False memories and end-of-life treatment decisions
MEDIA RELEASE
False memories and end-of-life
treatment decisions
A major collaborative study shows that false memories can play a significant role in the discrepancy between people’s preferences for end-of-life treatment and their instructions in their living will.
Dr
Maryanne Garry, a researcher at Victoria's School of
Psychology, contributed to a collaborative study of more
than 400 adults above the age of 65 alongside academics at
the University of California, Irvine, Queen's University
(California) and the University of New South Wales
(Australia).
Their study, published in the current issue
of the American Psychological Association journal Health
Psychology, shows that preferences for life-sustaining
treatments such as tube-feedings and CPR often change as
people age or experience new health problems.
Dr Garry
says that while the documentation for living wills—also
called advance directives— typically reminds people of
their right to update their directives if their wishes
change, this assumes that people recognise when their wishes
have changed, and remember that their current wishes are
different from those documented in their living will. The
study participants were interviewed about which
life-sustaining treatments they would want if they were
seriously ill, and were interviewed again 12 months later to
test their recall of earlier decisions. About one-third of
participants changed their wishes regarding medical
treatment over the course of the year, and in 75 per cent of
these cases, participants falsely remembered that their
original views on the issues matched their new ones.
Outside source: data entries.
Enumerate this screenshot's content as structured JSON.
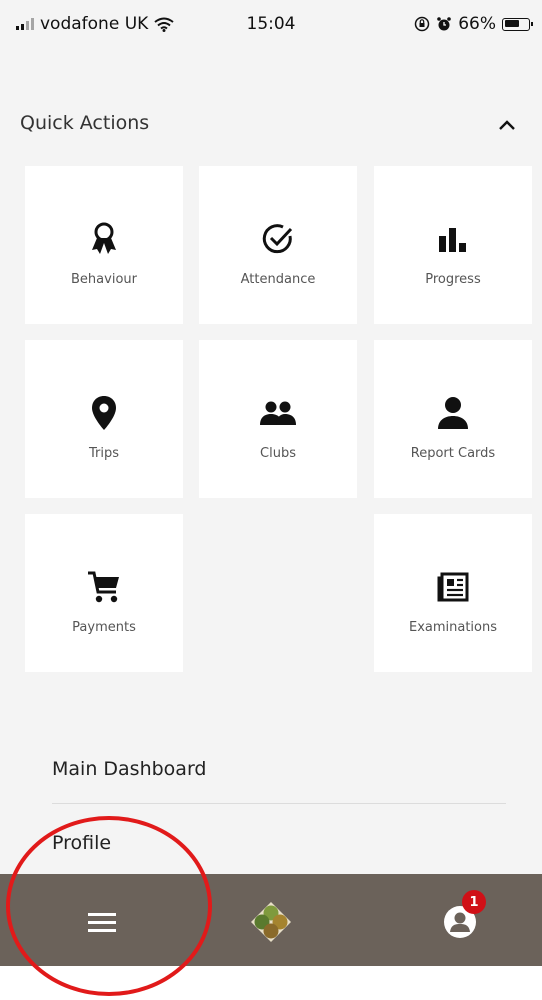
{
  "status_bar": {
    "carrier": "vodafone UK",
    "time": "15:04",
    "battery": "66%",
    "battery_level": 0.66
  },
  "quick_actions": {
    "title": "Quick Actions",
    "collapse_icon": "chevron-up-icon",
    "tiles": [
      {
        "label": "Behaviour",
        "icon": "award-ribbon-icon"
      },
      {
        "label": "Attendance",
        "icon": "check-circle-icon"
      },
      {
        "label": "Progress",
        "icon": "bar-chart-icon"
      },
      {
        "label": "Trips",
        "icon": "map-pin-icon"
      },
      {
        "label": "Clubs",
        "icon": "group-icon"
      },
      {
        "label": "Report Cards",
        "icon": "person-icon"
      },
      {
        "label": "Payments",
        "icon": "cart-icon"
      },
      {
        "label": "Examinations",
        "icon": "newspaper-icon"
      }
    ]
  },
  "menu": {
    "items": [
      "Main Dashboard",
      "Profile"
    ]
  },
  "bottom_nav": {
    "menu_icon": "hamburger-menu-icon",
    "logo_icon": "school-logo-icon",
    "account_icon": "account-icon",
    "notification_count": "1"
  },
  "colors": {
    "background": "#f4f4f4",
    "tile": "#ffffff",
    "bottom_bar": "#6b625a",
    "badge": "#d01017",
    "annotation_ring": "#e11a1a"
  }
}
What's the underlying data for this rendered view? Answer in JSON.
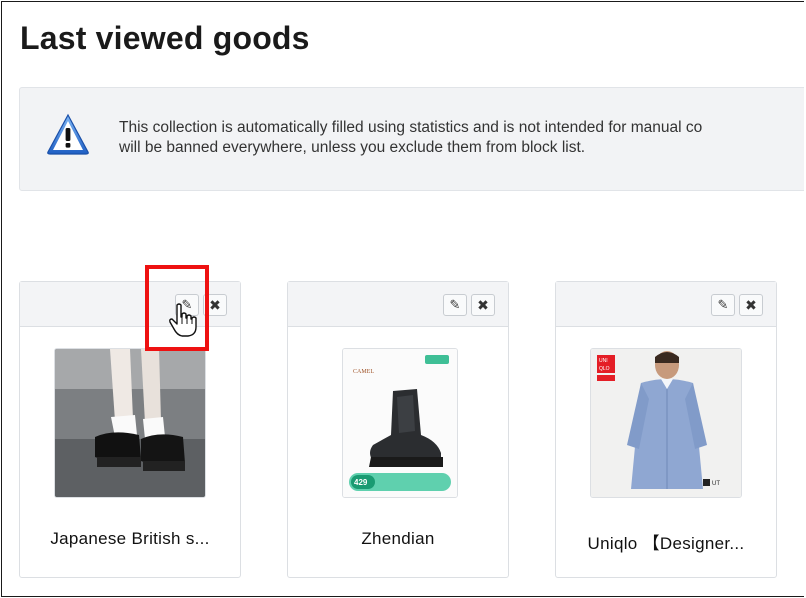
{
  "page": {
    "title": "Last viewed goods"
  },
  "notice": {
    "icon": "warning-triangle-icon",
    "line1": "This collection is automatically filled using statistics and is not intended for manual co",
    "line2": "will be banned everywhere, unless you exclude them from block list."
  },
  "cards": [
    {
      "name": "Japanese British s...",
      "edit_icon": "pencil-icon",
      "delete_icon": "close-icon",
      "delete_glyph": "✖",
      "edit_glyph": "✎",
      "image": "loafer-shoes-photo"
    },
    {
      "name": "Zhendian",
      "edit_icon": "pencil-icon",
      "delete_icon": "close-icon",
      "delete_glyph": "✖",
      "edit_glyph": "✎",
      "image": "hiking-boot-photo",
      "image_text": {
        "brand": "CAMEL",
        "price": "429"
      }
    },
    {
      "name": "Uniqlo 【Designer...",
      "edit_icon": "pencil-icon",
      "delete_icon": "close-icon",
      "delete_glyph": "✖",
      "edit_glyph": "✎",
      "image": "shirt-model-photo",
      "image_text": {
        "brand_top": "UNI",
        "brand_mid": "QLO",
        "brand_bot": "UT"
      }
    }
  ],
  "annotation": {
    "highlight_color": "#ee1111",
    "cursor": "hand-pointer-icon"
  },
  "colors": {
    "accent_blue": "#1f6fd1",
    "card_border": "#dcdfe3",
    "notice_bg": "#f2f3f5"
  }
}
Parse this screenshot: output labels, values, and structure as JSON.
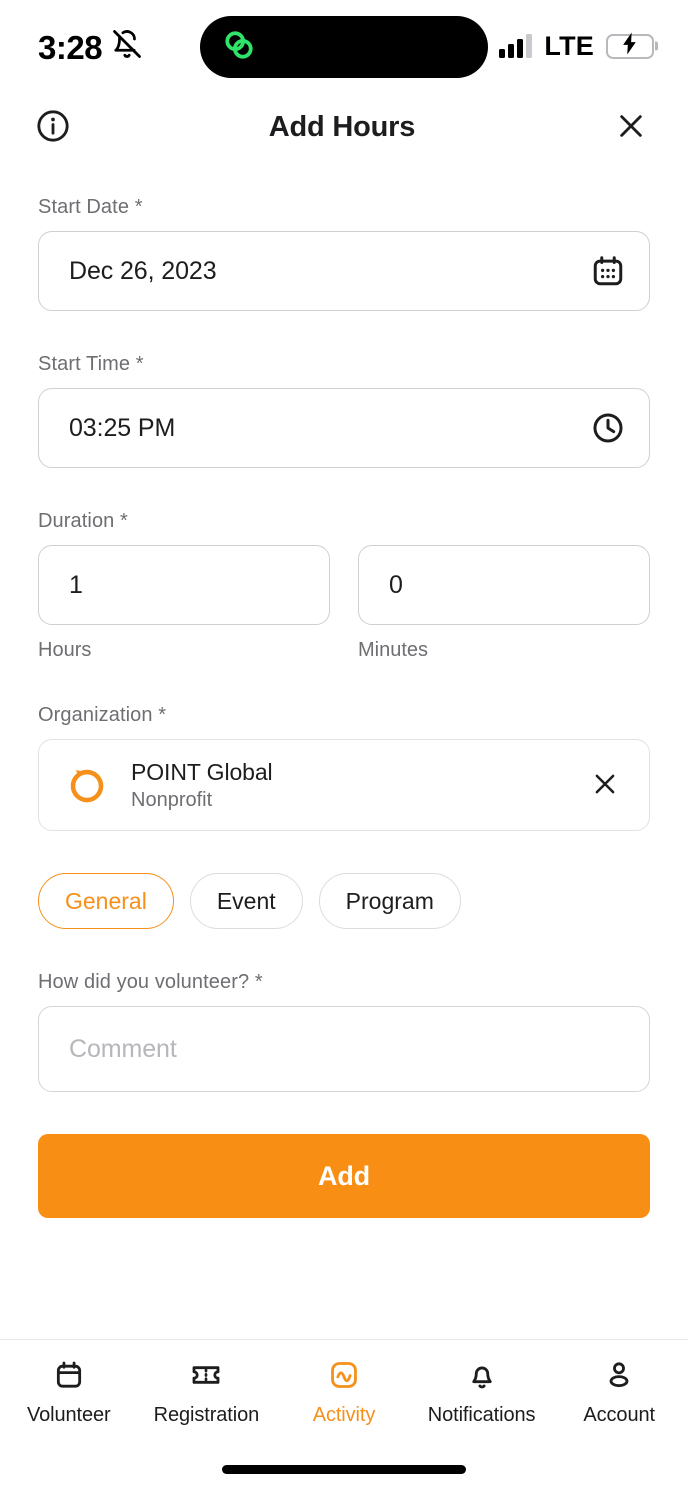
{
  "status_bar": {
    "time": "3:28",
    "silent_icon": "bell-slash-icon",
    "island_icon": "link-rings-icon",
    "island_icon_color": "#2ee56a",
    "network": "LTE",
    "signal_bars": 3,
    "signal_bars_total": 4,
    "battery_level_percent": 64,
    "battery_charging": true,
    "battery_color": "#30d158"
  },
  "header": {
    "info_icon": "info-circle-icon",
    "title": "Add Hours",
    "close_icon": "close-icon"
  },
  "form": {
    "start_date": {
      "label": "Start Date *",
      "value": "Dec 26, 2023",
      "icon": "calendar-icon"
    },
    "start_time": {
      "label": "Start Time *",
      "value": "03:25 PM",
      "icon": "clock-icon"
    },
    "duration": {
      "label": "Duration *",
      "hours_value": "1",
      "hours_caption": "Hours",
      "minutes_value": "0",
      "minutes_caption": "Minutes"
    },
    "organization": {
      "label": "Organization *",
      "name": "POINT Global",
      "type": "Nonprofit",
      "logo_icon": "point-ring-logo-icon",
      "logo_color": "#f5901a",
      "clear_icon": "close-icon"
    },
    "type_chips": [
      {
        "label": "General",
        "selected": true
      },
      {
        "label": "Event",
        "selected": false
      },
      {
        "label": "Program",
        "selected": false
      }
    ],
    "comment": {
      "label": "How did you volunteer? *",
      "value": "",
      "placeholder": "Comment"
    },
    "submit": {
      "label": "Add",
      "color": "#f88f14"
    }
  },
  "tabbar": {
    "accent_color": "#f5901a",
    "items": [
      {
        "label": "Volunteer",
        "icon": "calendar-icon",
        "active": false
      },
      {
        "label": "Registration",
        "icon": "ticket-icon",
        "active": false
      },
      {
        "label": "Activity",
        "icon": "activity-wave-icon",
        "active": true
      },
      {
        "label": "Notifications",
        "icon": "bell-icon",
        "active": false
      },
      {
        "label": "Account",
        "icon": "person-icon",
        "active": false
      }
    ]
  }
}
Interviewers also talked to people with the authority to
make medical decisions on behalf of the study subjects if
they were no longer able to. Dr Garry says these potential
surrogate decision-makers were even less sensitive to
changes in their loved one’s wishes, showing false
memories in 86 per cent of cases.
Dr Garry and her colleagues recommend that living wills have an expiration date that would prompt a review of end-of-life treatment directives. On a more personal level, the researchers stressed the importance of maintaining an ongoing dialogue among patients, their families and their physicians about end-of-life treatment options.
The study was conducted by Dr Garry, Dr Stefanie Sharman of the University of New South Wales (a Victoria graduate), Assistant Professor Jill Jacobson of Queen’s University, and Professors Peter Ditto and Elizabeth Loftus of the University of California at Irvine.